When it comes to cost of living, Trump’s biggest move has been the imposition of harsh tariffs on most of the rest of the world. Because manufacturers mostly pass the cost of tariffs on to consumers, they’ve made the vast majority of imported goods, and goods made with imported materials, more expensive. According to the center-right Tax Foundation, retail prices have risen about 5% as a result of Trump’s tariffs. Late last week, the president effectively admitted his error, signing an executive order exempting household staples such as coffee, beef and bananas from the tariffs.
Houses are not, of course, imported from abroad. But their construction requires many imported raw materials, including steel and lumber. By one measure, tariffs on those and other construction materials may be adding tens of billions of dollars to the cost of homebuilding investments across the country.
On top of those added costs, the administration has worked overtime to exacerbate a preexisting labor shortage in the construction industry.

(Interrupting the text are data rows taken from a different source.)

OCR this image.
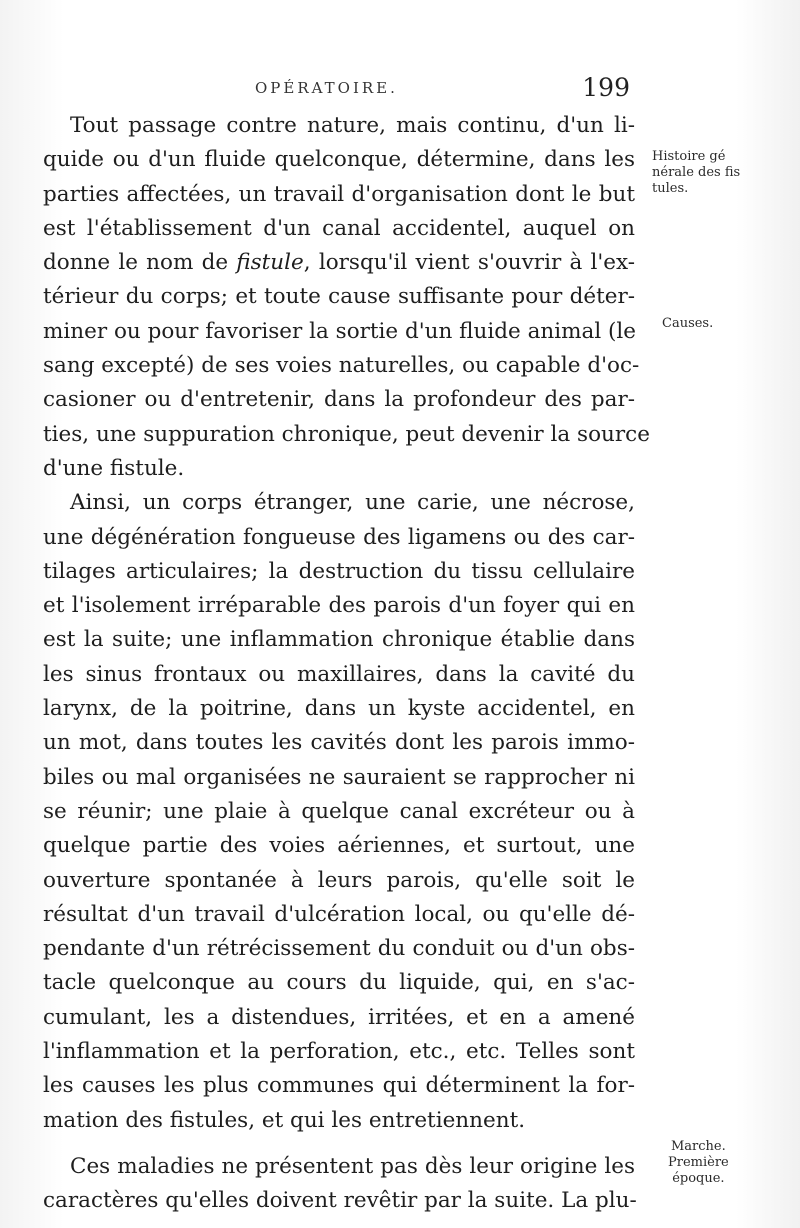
OPÉRATOIRE.	199
Tout passage contre nature, mais continu, d'un li-
quide ou d'un fluide quelconque, détermine, dans les
parties affectées, un travail d'organisation dont le but
est l'établissement d'un canal accidentel, auquel on
donne le nom de fistule, lorsqu'il vient s'ouvrir à l'ex-
térieur du corps; et toute cause suffisante pour déter-
miner ou pour favoriser la sortie d'un fluide animal (le
sang excepté) de ses voies naturelles, ou capable d'oc-
casioner ou d'entretenir, dans la profondeur des par-
ties, une suppuration chronique, peut devenir la source
d'une fistule.
Ainsi, un corps étranger, une carie, une nécrose,
une dégénération fongueuse des ligamens ou des car-
tilages articulaires; la destruction du tissu cellulaire
et l'isolement irréparable des parois d'un foyer qui en
est la suite; une inflammation chronique établie dans
les sinus frontaux ou maxillaires, dans la cavité du
larynx, de la poitrine, dans un kyste accidentel, en
un mot, dans toutes les cavités dont les parois immo-
biles ou mal organisées ne sauraient se rapprocher ni
se réunir; une plaie à quelque canal excréteur ou à
quelque partie des voies aériennes, et surtout, une
ouverture spontanée à leurs parois, qu'elle soit le
résultat d'un travail d'ulcération local, ou qu'elle dé-
pendante d'un rétrécissement du conduit ou d'un obs-
tacle quelconque au cours du liquide, qui, en s'ac-
cumulant, les a distendues, irritées, et en a amené
l'inflammation et la perforation, etc., etc. Telles sont
les causes les plus communes qui déterminent la for-
mation des fistules, et qui les entretiennent.
Ces maladies ne présentent pas dès leur origine les
caractères qu'elles doivent revêtir par la suite. La plu-
Histoire gé
nérale des fis
tules.
Causes.
Marche.
Première
époque.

Immigrants constitute nearly one-third of the construction workforce (and an even higher share in, for example, California’s especially unaffordable housing market). Trump’s sadistic deportation campaign — including Immigration and Customs Enforcement’s decision to specifically target the day laborers who hang out at Home Depot waiting for work — is disappearing builders when the U.S. already didn’t have enough of them.
Contrary to popular belief, homebuilding is not an especially high margin industry; earlier this year, the National Association of Home Builders pegged the average net profit margin for developers at around 8.7% — close to the average across all industries. Anything that cuts deeper into that margin, particularly in markets where it is already expensive to build, is going to result in fewer new homes.
Any further effort to make housing more affordable faces serious headwinds, many of them emanating from the White House.
The housing affordability crisis is primarily driven by high demand and limited housing supply in major metropolitan areas. Anything that raises the price of construction — such as mass deportations and ruinous tariffs — will only further constrict supply and make the problem worse.
Undoing tariffs and halting the deportations might undo some of the damage on the supply side, but it wouldn’t get us any closer to a solution for the housing shortage. For that, the administration would need to support efforts to lift exclusionary zoning regulations — which restrict what types of housing can be built in a neighborhood or city — and streamline approval of new housing projects at the state and local level.
But Trump is clearly unwilling to take these steps. An end to exclusionary zoning means greater integration in the suburbs along both race and income lines, as well as more apartment buildings in what were previously single-family-only neighborhoods — exactly the sort of outcome that many members of the MAGA coalition fear. In the 2020 election, Trump even accused Joe Biden of trying to “abolish the suburbs“ by building low-income housing in exclusive neighborhoods where there is currently none to be found.
As a matter of fact, it was the Biden administration that took the first tentative steps toward serious federal action on the housing crisis. A bipartisan group of legislators has continued that push with the ROAD to Housing Act. That bill, which combines ideas from more than two dozen previously introduced bills with the goal of reducing housing prices, recently passed the Senate.
But any further effort to make housing more affordable faces serious headwinds, many of them emanating from the White House. Pushing 50-year mortgages won’t come close to addressing the housing market’s real problems.